One of the ways in which Rhodophyta have to adapt to their aquatic environments is in terms of wave action. Previous research suggested that Rhodophyta are constant in strength when it comes to facing the drag caused by waves. In their examination of Mastocarpus papillatus, Kitzes and Denny (2005) showed that these responses are not uniform. Mastocarpus papillatus groups react based on whether or not their sites are exposed or protected. Rhodophyta do not all behave the same way; instead, they adjust their responses based on the immediate conditions of their environment.
Rhodophyta have medical purposes. Turhani et. al. (2005) studied hydroxyapatite ceramic granule, which was calcified from red algae, to see if it would have potential for bone tissue engineering. Their objective was to determine whether or not living cells would grow on the granule. The results of their experiment showed that the cells had high viability, meaning that this compound has capabilities for bone engineering. In addition, Rhodophyta are useful for the study of metabolic pathways, cell biological processes, and genetics. One species that is particularly useful for research is Galdieria sulphuraria because of its metabolic versatility.
Barbier G, Oesterhelt C, Larson MD, Halgren RG, Wilkerson C, Garavito RM, Benning C, Weber AP. "Comparative genomics of two closely related unicellular thermo-acidophilic red algae, Galdieria sulphuraria and Cyanidioschyzon merolae, reveals the molecular basis of the metabolic flexibility of Galdieria sulphuraria and significant differences in carbohydrate metabolism of both algae." Plant Physiol. 2005 Feb;137(2):460-74.

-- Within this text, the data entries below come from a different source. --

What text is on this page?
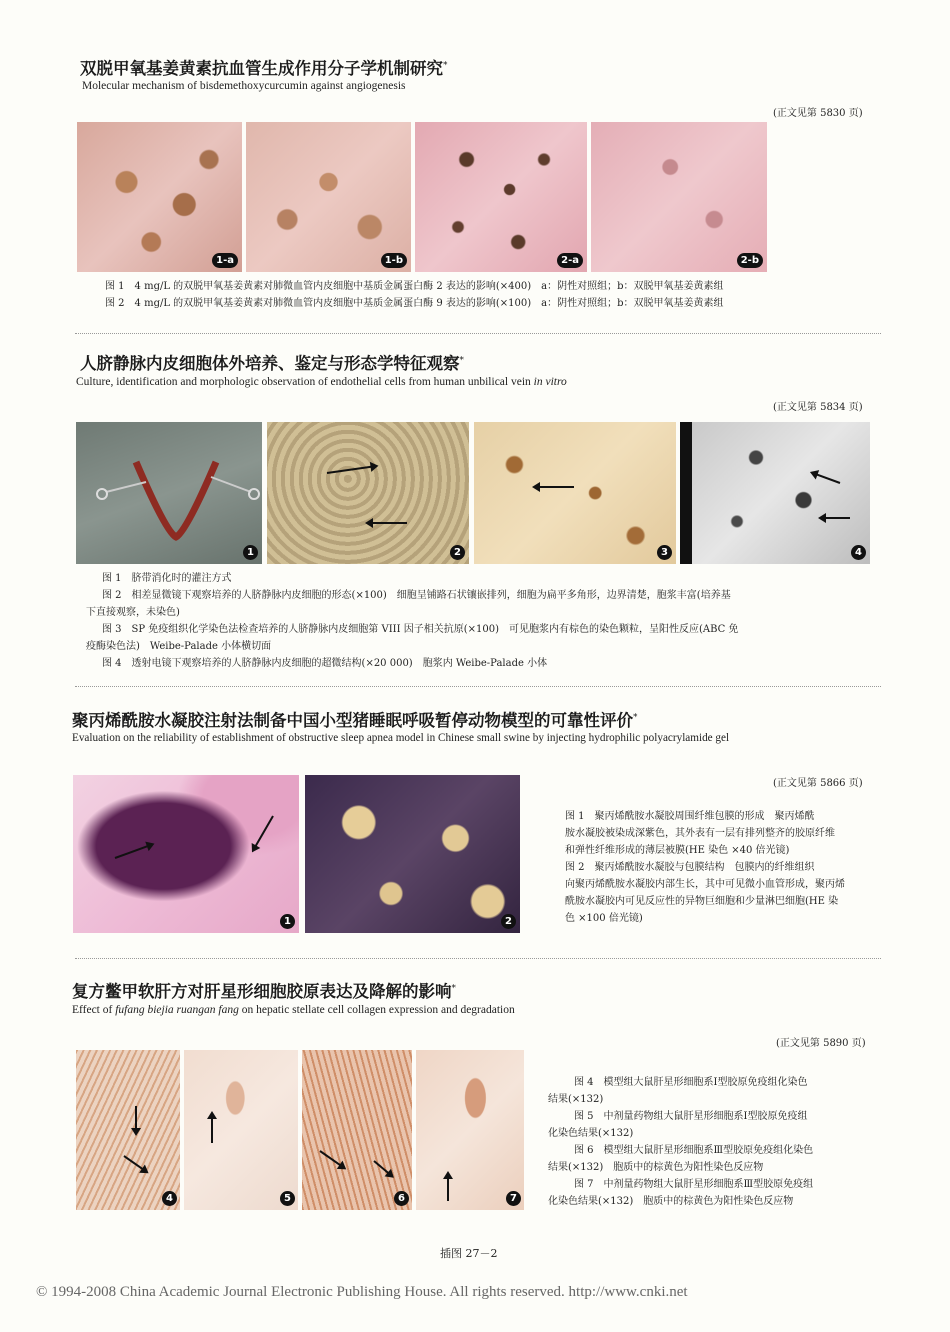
双脱甲氧基姜黄素抗血管生成作用分子学机制研究*
Molecular mechanism of bisdemethoxycurcumin against angiogenesis
(正文见第 5830 页)
1-a	1-b	2-a	2-b
图 1　4 mg/L 的双脱甲氧基姜黄素对肺微血管内皮细胞中基质金属蛋白酶 2 表达的影响(×400)　a：阴性对照组；b：双脱甲氧基姜黄素组
图 2　4 mg/L 的双脱甲氧基姜黄素对肺微血管内皮细胞中基质金属蛋白酶 9 表达的影响(×100)　a：阴性对照组；b：双脱甲氧基姜黄素组
人脐静脉内皮细胞体外培养、鉴定与形态学特征观察*
Culture, identification and morphologic observation of endothelial cells from human unbilical vein in vitro
(正文见第 5834 页)
1	2	3	4
图 1　脐带消化时的灌注方式
图 2　相差显微镜下观察培养的人脐静脉内皮细胞的形态(×100)　细胞呈铺路石状镶嵌排列，细胞为扁平多角形，边界清楚，胞浆丰富(培养基
下直接观察，未染色)
图 3　SP 免疫组织化学染色法检查培养的人脐静脉内皮细胞第 VIII 因子相关抗原(×100)　可见胞浆内有棕色的染色颗粒，呈阳性反应(ABC 免
疫酶染色法)　Weibe-Palade 小体横切面
图 4　透射电镜下观察培养的人脐静脉内皮细胞的超微结构(×20 000)　胞浆内 Weibe-Palade 小体
聚丙烯酰胺水凝胶注射法制备中国小型猪睡眠呼吸暂停动物模型的可靠性评价*
Evaluation on the reliability of establishment of obstructive sleep apnea model in Chinese small swine by injecting hydrophilic polyacrylamide gel
(正文见第 5866 页)
1	2
图 1　聚丙烯酰胺水凝胶周围纤维包膜的形成　聚丙烯酰
胺水凝胶被染成深紫色，其外表有一层有排列整齐的胶原纤维
和弹性纤维形成的薄层被膜(HE 染色 ×40 倍光镜)
图 2　聚丙烯酰胺水凝胶与包膜结构　包膜内的纤维组织
向聚丙烯酰胺水凝胶内部生长，其中可见微小血管形成，聚丙烯
酰胺水凝胶内可见反应性的异物巨细胞和少量淋巴细胞(HE 染
色 ×100 倍光镜)
复方鳖甲软肝方对肝星形细胞胶原表达及降解的影响*
Effect of fufang biejia ruangan fang on hepatic stellate cell collagen expression and degradation
(正文见第 5890 页)
4	5	6	7
图 4　模型组大鼠肝星形细胞系Ⅰ型胶原免疫组化染色
结果(×132)
图 5　中剂量药物组大鼠肝星形细胞系Ⅰ型胶原免疫组
化染色结果(×132)
图 6　模型组大鼠肝星形细胞系Ⅲ型胶原免疫组化染色
结果(×132)　胞质中的棕黄色为阳性染色反应物
图 7　中剂量药物组大鼠肝星形细胞系Ⅲ型胶原免疫组
化染色结果(×132)　胞质中的棕黄色为阳性染色反应物
插图 27－2
© 1994-2008 China Academic Journal Electronic Publishing House. All rights reserved. http://www.cnki.net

Coppin A, Varre JS, Lienard L, Dauvillee D, Guerardel Y, Soyer-Gobillard MO, Buleon A, Ball S, Tomavo S. "Evolution of plant-like crystalline storage polysaccharide in the protozoan parasite Toxoplasma gondii argues for a red alga ancestry." J Mol Evol. 2005 Feb;60(2):257-67.
Hagopian JC, Reis M, Kitajima JP, Bhattacharya D, de Oliveira MC. "Comparative analysis of the complete plastid genome sequence of the red alga Gracilaria tenuistipitata var. liui provides insights into the evolution of rhodoplasts and their relationship to other plastids." J Mol Evol. 2004 Oct;59(4):464-77.
Turhani D, Watzinger E, Weissenbock M, Cvikl B, Thurnher D, Wittwer G, Yerit K, Ewers R. "Analysis of cell-seeded 3-dimensional bone constructs manufactured in vitro with hydroxyapatite granules obtained from red algae." J Oral Maxillofac Surg. 2005 May;63(5):673-81.
Youngs, Heather L., Michael R. Gretz, John A. West, and Milton R. Sommerfeld. "The cell wall chemistry of Bangia atropurpurea (Bangiales, Rhodophyta) and Bostrychia moritziana (Ceramiales, Rhodophyta) from marine and freshwater environments." Phycological Research. 1998; 46:63-73.